The National Incident Management System (NIMS) is a core set of doctrines, principles, terminology and organizational processes. These were developed by the Department of Homeland Security to be used in the planning and response to any emergency event on the local, regional, state and national levels. This consistent national wide approach allows “Federal, State and local governments to work together effectively and efficiently to prepare for, respond to, and recover from domestic incidents of any size, cause or complexity.”

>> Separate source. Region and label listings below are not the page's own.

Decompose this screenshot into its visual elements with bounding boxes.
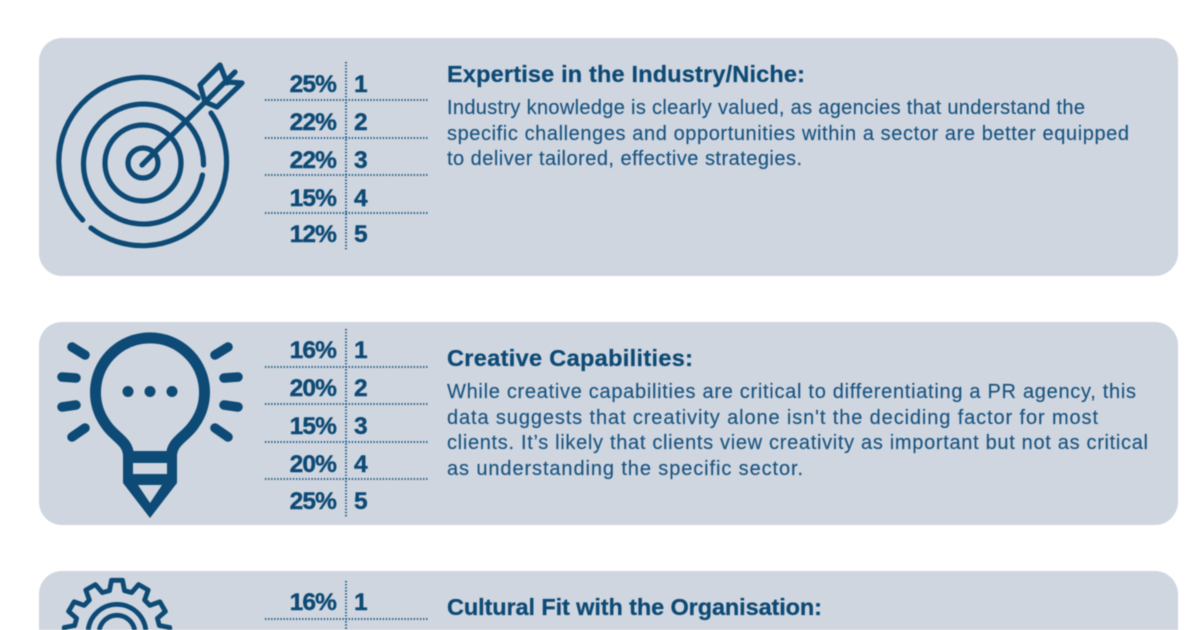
text block: expertise description: Industry knowledge is clearly valued, as agencies that understand the — [447, 97, 1085, 119]
heading: expertise: Expertise in the Industry/Niche: — [447, 61, 805, 87]
icon: target with arrow — [59, 65, 242, 246]
text block: creative description: as understanding the specific sector. — [447, 458, 803, 480]
stats: ratings 1 to 5: 1 — [354, 71, 368, 98]
text block: expertise description: specific challenges and opportunities within a sector are better equipped — [447, 123, 1129, 145]
text block: creative description: While creative capabilities are critical to differentiating a PR agency, this — [447, 381, 1136, 403]
stats: ratings 1 to 5: 22% — [290, 147, 337, 174]
stats: ratings 1 to 5: 5 — [354, 488, 368, 515]
stats: ratings 1 to 5: 15% — [290, 185, 337, 212]
stats: ratings 1 to 5: 4 — [354, 185, 368, 212]
stats: ratings 1 to 5: 2 — [354, 375, 368, 402]
stats: ratings: 16% — [290, 589, 337, 616]
panel: cultural fit — [39, 571, 1178, 630]
panel: creative capabilities — [39, 322, 1178, 525]
stats: ratings 1 to 5: 20% — [290, 451, 337, 478]
stats: ratings 1 to 5: 15% — [290, 413, 337, 440]
stats: ratings 1 to 5: 22% — [290, 109, 337, 136]
heading: creative capabilities: Creative Capabilities: — [447, 345, 693, 371]
text block: creative description — [447, 381, 1148, 480]
stats: ratings 1 to 5: 3 — [354, 413, 368, 440]
stats: ratings 1 to 5: 4 — [354, 451, 368, 478]
heading: cultural fit: Cultural Fit with the Organisation: — [447, 594, 822, 620]
icon: gear — [64, 580, 170, 630]
stats: ratings 1 to 5: 5 — [354, 221, 368, 248]
text block: expertise description: to deliver tailored, effective strategies. — [447, 148, 802, 170]
stats: ratings 1 to 5: 12% — [290, 221, 337, 248]
stats: ratings: 1 — [354, 589, 368, 616]
stats: ratings 1 to 5: 1 — [354, 337, 368, 364]
stats: ratings 1 to 5: 16% — [290, 337, 337, 364]
stats: ratings — [265, 581, 428, 630]
stats: ratings 1 to 5: 25% — [290, 71, 337, 98]
text block: expertise description — [447, 97, 1129, 170]
panel: expertise in the industry — [39, 38, 1178, 276]
stats: ratings 1 to 5: 3 — [354, 147, 368, 174]
stats: ratings 1 to 5 — [265, 62, 428, 250]
stats: ratings 1 to 5: 20% — [290, 375, 337, 402]
stats: ratings 1 to 5: 2 — [354, 109, 368, 136]
stats: ratings 1 to 5 — [265, 329, 428, 518]
text block: creative description: clients. It’s likely that clients view creativity as important but not as critical — [447, 432, 1148, 454]
text block: creative description: data suggests that creativity alone isn't the deciding factor for most — [447, 407, 1098, 429]
stats: ratings 1 to 5: 25% — [290, 488, 337, 515]
icon: light bulb — [62, 338, 238, 518]
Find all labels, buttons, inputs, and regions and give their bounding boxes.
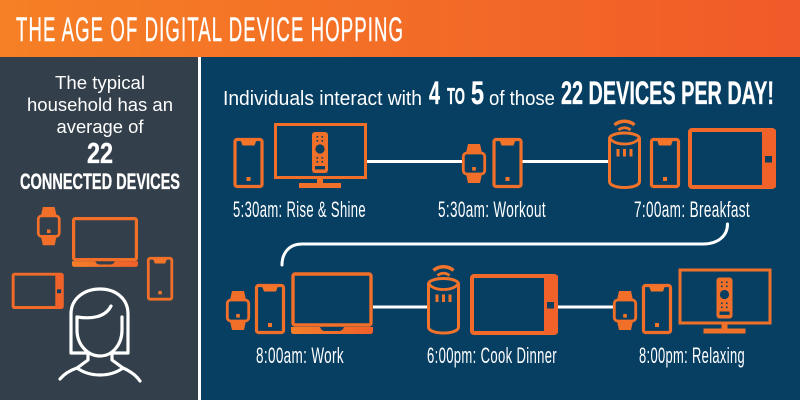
icon: watch: [614, 291, 636, 330]
step: workout: [438, 140, 546, 222]
icon: smart speaker: [428, 267, 458, 333]
step: breakfast: [610, 121, 776, 222]
title: THE AGE OF DIGITAL DEVICE HOPPING: [16, 11, 404, 49]
icon: phone: [652, 140, 678, 186]
label: 5:30am: Rise & Shine: [233, 197, 366, 222]
icon: laptop: [72, 219, 138, 267]
label: 6:00pm: Cook Dinner: [427, 343, 557, 368]
label: 8:00am: Work: [256, 343, 344, 368]
step: rise and shine: [233, 124, 366, 222]
icon: watch: [463, 144, 485, 183]
icon: smart speaker: [610, 121, 640, 188]
intro text: average of: [56, 117, 145, 137]
headline: devices per day: Individuals interact with: [223, 88, 422, 110]
step: relaxing: [614, 270, 770, 368]
icon: laptop: [291, 274, 373, 334]
icon: tablet: [13, 274, 63, 308]
intro text: [27, 73, 173, 137]
intro text: household has an: [27, 95, 173, 115]
icon: phone: [644, 286, 670, 332]
panel: household devices: [0, 57, 198, 400]
header banner: [0, 0, 800, 57]
headline: devices per day: 4: [429, 75, 440, 111]
icon: phone: [148, 258, 172, 299]
icon: phone: [256, 286, 284, 332]
icon: watch: [38, 207, 59, 245]
headline: devices per day: [223, 75, 774, 111]
stat label: connected devices: CONNECTED DEVICES: [20, 169, 180, 194]
step: work: [227, 274, 373, 368]
label: 5:30am: Workout: [438, 197, 546, 222]
intro text: The typical: [55, 73, 145, 93]
connector lines: [282, 162, 728, 307]
icon: tablet: [690, 129, 776, 188]
icon: tv with remote: [680, 270, 770, 334]
headline: devices per day: of those: [489, 88, 555, 110]
step: cook dinner: [427, 267, 558, 368]
divider: [198, 57, 201, 400]
icon: person: [60, 289, 140, 381]
headline: devices per day: 5: [471, 75, 484, 111]
headline: devices per day: TO: [447, 83, 465, 109]
icon: tablet: [472, 275, 558, 334]
icon: phone: [494, 140, 521, 186]
background: blue main panel: [201, 57, 800, 400]
icon: watch: [227, 291, 249, 330]
icon: phone: [235, 140, 262, 186]
stat: 22: 22: [87, 138, 113, 170]
icon: tv with remote: [276, 124, 366, 188]
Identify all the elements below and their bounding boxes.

Following the completion of the online training and exam you will receive a certificate of completion to your personal e-mail address. Please forward the e-mail to SMRC so the certificate may be copied for your file.
Additional training will be offered at monthly membership training meetings and on the job training will be provided as needed.
How do I volunteer for the Medical Reserve Corps?
View and print the Sacramento Medical Reserve Corps Volunteer Application.
You will need Adobe Reader to view and print the application. You can download Adobe Reader.
Please complete application and mail or bring to a membership meeting.
Sacramento Medical Reserve Corps
Sacramento Office of Emergency Services
3720 Dudley Boulevard
McClellan, CA 95652
Applicants are also required to complete a background check, verify their medical licenses and/or certifications are active, and complete training courses.
SMRC members will be registered as Disaster Service Workers (DSW) as set forth by California law. Under the DSW program, volunteers are given limited immunity from liability.
SMRC members are eligible for Workers’ Compensation benefits as provided for by the State Legislature for injuries incurred while volunteering in an emergency or training.
All SMRC members understand that they may have access and exposure to confidential patient care information as a volunteer for the SMRC and that HIPPA (Health Insurance Portability and Accountability Act) confidentiality policies apply.